利用者の声
ちょうど30歳のとき、父親に連れられてジョブトレの面談に行きました。今からもう10年以上前です。ハッキリとは覚えていないですが、気持ち的には嫌だったけれど、いい加減動かないとダメかなというのも半分くらい。それまでは大学を5年かけて卒業してからずっと家でぶらぶらしていました。卒業前に就職活動というのもしたんですが、書類や面接で通らなかったです。その後は父親にいろいろ探してもらったけど決まらなくって…それから家族とは険悪な感じで、毎日外で時間をつぶしてました。
最初は週3日で通い出して、1年半くらいして卒業するころは、月曜から金曜までジョブトレに行ってたと思います。
通うことが決まってすぐに、みこしを担いだんです、立川のお祭りで。楽しかったんですけど、そんなスタートで最初は何をするとこか、よくわかりませんでした。でも農業とか清掃とか、いろんな作業体験をしていくうち、同じ年代やちょっと下の人たちと少しずつ話せるようになってジョブトレに通うことが楽しくなりました。

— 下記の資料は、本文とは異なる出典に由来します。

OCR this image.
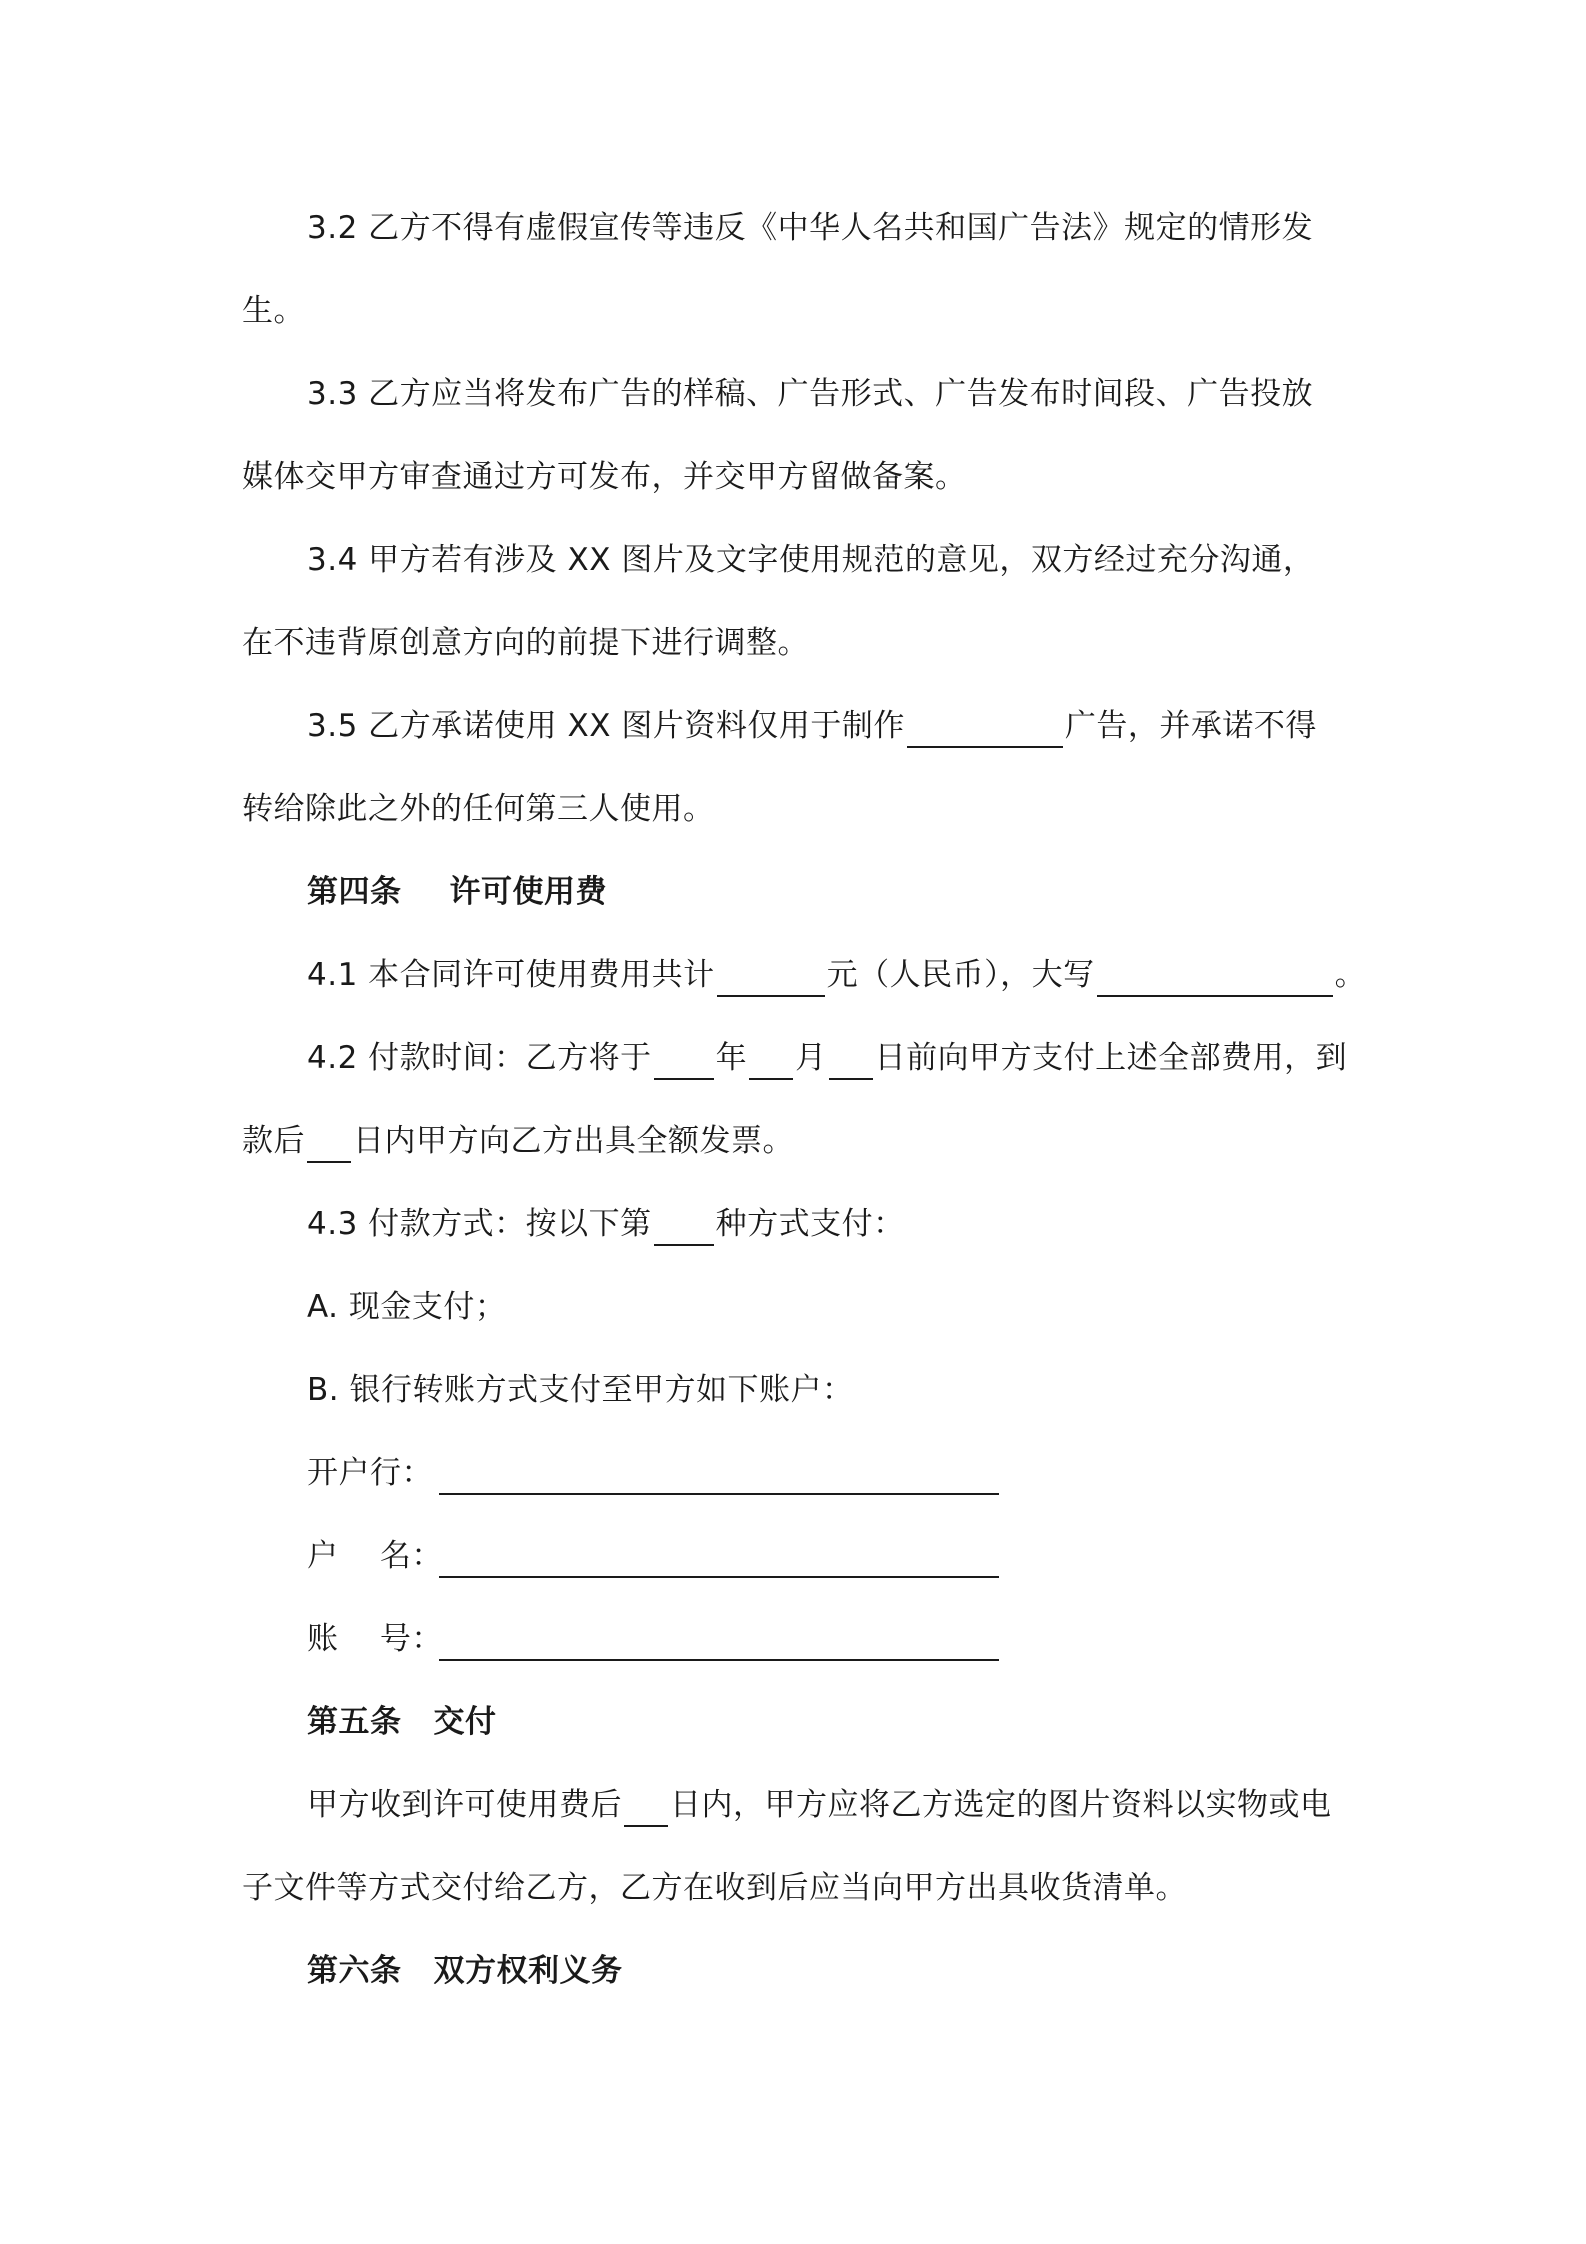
3.2 乙方不得有虚假宣传等违反《中华人名共和国广告法》规定的情形发
生。
3.3 乙方应当将发布广告的样稿、广告形式、广告发布时间段、广告投放
媒体交甲方审查通过方可发布，并交甲方留做备案。
3.4 甲方若有涉及 XX 图片及文字使用规范的意见，双方经过充分沟通，
在不违背原创意方向的前提下进行调整。
3.5 乙方承诺使用 XX 图片资料仅用于制作	广告，并承诺不得
转给除此之外的任何第三人使用。
第四条 许可使用费
4.1 本合同许可使用费用共计	元（人民币），大写	。
4.2 付款时间：乙方将于 年 月 日前向甲方支付上述全部费用，到
款后 日内甲方向乙方出具全额发票。
4.3 付款方式：按以下第 种方式支付：
A. 现金支付；
B. 银行转账方式支付至甲方如下账户：
开户行：
户    名：
账    号：
第五条 交付
甲方收到许可使用费后 日内，甲方应将乙方选定的图片资料以实物或电
子文件等方式交付给乙方，乙方在收到后应当向甲方出具收货清单。
第六条 双方权利义务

1年くらい経って、スタッフさんからは「そろそろ就職だよね」と言われていましたが、どんな仕事がしたいのかよくわからないし、なかなか動き出せなかったです。あとから入って来た人たちに作業のやり方とかを教えたり、日曜日にも清掃作業があったときは「来てくれない?」って呼ばれて行ったり、なんか今までそういう頼られることってなかったので、ジョブトレにまだいたい気持ちが強かったんです。そうしているうち、スタッフさんの知り合いのつながりで、学童保育でインターンする話が決まりました。自分で決めたというよりは言われるままそうなった感じです。
なぜかというと、自分はもともと子どもが好きで、スタッフさんの子どもと遊んだりもしていたんです。でも、それが仕事になるとは思っていなくて、言われたときは少し驚きました。
インターンに週1回通いながら、他の日はジョブトレに行きました。インターンで経験を積んで、結局就職したのは保育園です。たまたまある園の用務員の募集があって、いきたいならすぐに電話した方がいいよって言われて、連絡して面接を受け、一気に決まった感じですね。自分はたぶん「こういう仕事があるんだけど、よく考えてみて」みたいにすすめてもらっていたら、絶対自分では決められなかった。あれこれ悩むヒマも緊張する間もなかったのが、自分にはよかったと思います。
そこの1年契約が終わったら、またスタッフさんから小学校で仕事があると教えてもらって、今度は車いすの子どもを学校で介助する仕事をしました。その後は、縁あって放課後デイの仕事を続けています。小学生から高校生まで来てるので、相手をすることもあるんですけど、保護者に渡す書類を用意するとか、コロナ対策でイスや机をしょっちゅう拭いたり、いろんな仕事があります。
正直、もっとお給料のいいところで働きたい気持ちはあります。でもコロナのこともあって、仕事場でどんどん人が辞めちゃって…このままだと子どもたちが来れる場所がなくなっちゃうかもしれない。そう思うと、やっぱり続けていますね。
コロナになる前は、ジョブトレの卒業生も土曜日に行って、作業を手伝ったり、おやつを食べながら話したり、すごい楽しみにしてました。自分は家にいると居心地が悪いんで(笑)、早く元の通りにもどってほしいです。
【スタッフ・阿部より】
他のメンバーよりやや年上ながら、物腰の柔らかいアキラさんは、みんなから「おとん」と呼ばれて頼りにされっぱなしでした。他のメンバーさんに、指導役をかってでてくれたり、ぼくの子どもを連れて行くといつも上手に遊んでくれたこと思い出します。今のお仕事はそんなアキラさんにはピッタリ。学校や放課後デイの仕事でも頼りにされて、長く働き続けられる場にたどりつけたのではと感じています。ジョブトレが拠り所となってこれからもたくさんの人たちに頼られ、活躍されることを願っています。